Art past, present and future
“Khua Silpa has focused on the transfer of knowledge from the old to the young,” said Khua Silpa’s manager, Phak Wajanee Boonjen, talking about encouraging young learners to engage with art. “We want to nurture their love of homeland. We want Chiang Rai artisans who have finished their education or who are becoming famous to help develop their homeland. We foster this idea in the young, hoping that they understand and pass the message on. We offer scholarships to enhance potential, arrange art activities and encourage young people to join in as best as we can. We want to make people feel that art is for everyone, that art is in our daily life, as Ajarn Chalermchai once said.”

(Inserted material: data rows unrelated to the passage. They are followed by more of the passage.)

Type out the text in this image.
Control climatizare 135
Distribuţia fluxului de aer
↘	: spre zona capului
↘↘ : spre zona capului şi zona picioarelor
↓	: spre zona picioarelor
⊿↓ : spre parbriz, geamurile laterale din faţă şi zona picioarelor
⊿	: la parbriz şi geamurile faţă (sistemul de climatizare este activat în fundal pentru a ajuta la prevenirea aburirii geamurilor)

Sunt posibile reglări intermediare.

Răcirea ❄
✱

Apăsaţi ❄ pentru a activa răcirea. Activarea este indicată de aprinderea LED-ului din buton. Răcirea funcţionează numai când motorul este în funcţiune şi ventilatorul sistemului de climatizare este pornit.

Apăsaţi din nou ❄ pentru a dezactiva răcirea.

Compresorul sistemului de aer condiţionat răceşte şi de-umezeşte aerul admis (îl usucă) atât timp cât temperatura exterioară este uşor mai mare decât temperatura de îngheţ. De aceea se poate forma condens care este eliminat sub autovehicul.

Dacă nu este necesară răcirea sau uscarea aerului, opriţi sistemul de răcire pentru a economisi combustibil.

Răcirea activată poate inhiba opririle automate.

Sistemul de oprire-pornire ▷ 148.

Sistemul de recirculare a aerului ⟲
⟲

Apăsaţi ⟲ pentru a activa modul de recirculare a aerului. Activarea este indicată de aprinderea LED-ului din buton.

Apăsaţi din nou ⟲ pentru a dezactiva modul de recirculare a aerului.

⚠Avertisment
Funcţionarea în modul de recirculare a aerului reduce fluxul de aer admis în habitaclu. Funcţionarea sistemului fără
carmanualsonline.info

Talking about Khua Silpa’s public projects, Phak said: “Artists had nothing to do with the rescue mission at the cave. We did what we are good at, that is, art.
We recorded this story through paintings to make it more memorable and longer lasting. A lot of artists joined in The Heroes painting project, which the media reported on, noting our contribution. People who saw the news reports showered us with support, complimenting us and sending food and drinks and so forth. The paintings are now exhibited at the cave, which has helped the public better understand our work and purpose. Later, we collaborated with the province for the Jiang Hai Games, for which we were responsible for the overall design, adding value through the art and designs we created. We also asked representatives from the 18 districts to join the province’s parade competition, which added more creativity and contemporaneity to the event.”
Asked about the Thailand Biennale 2023 to be organized by the Office of Contemporary Art and Culture in the Ministry of Culture, Phak said this was an international art festival that had already been held in Krabi and Korat, promoting the features of each province.
“Chiang Rai stands out for the number of artists living here. Working with governmental agencies is a challenge and keeping the right balance is key to bringing overall benefit to the community. This is a turning point that can put everybody on the same page regarding the significance of art. Such awareness will help art become more accessible and better understood. Art is all around us. We just need to help it shine.”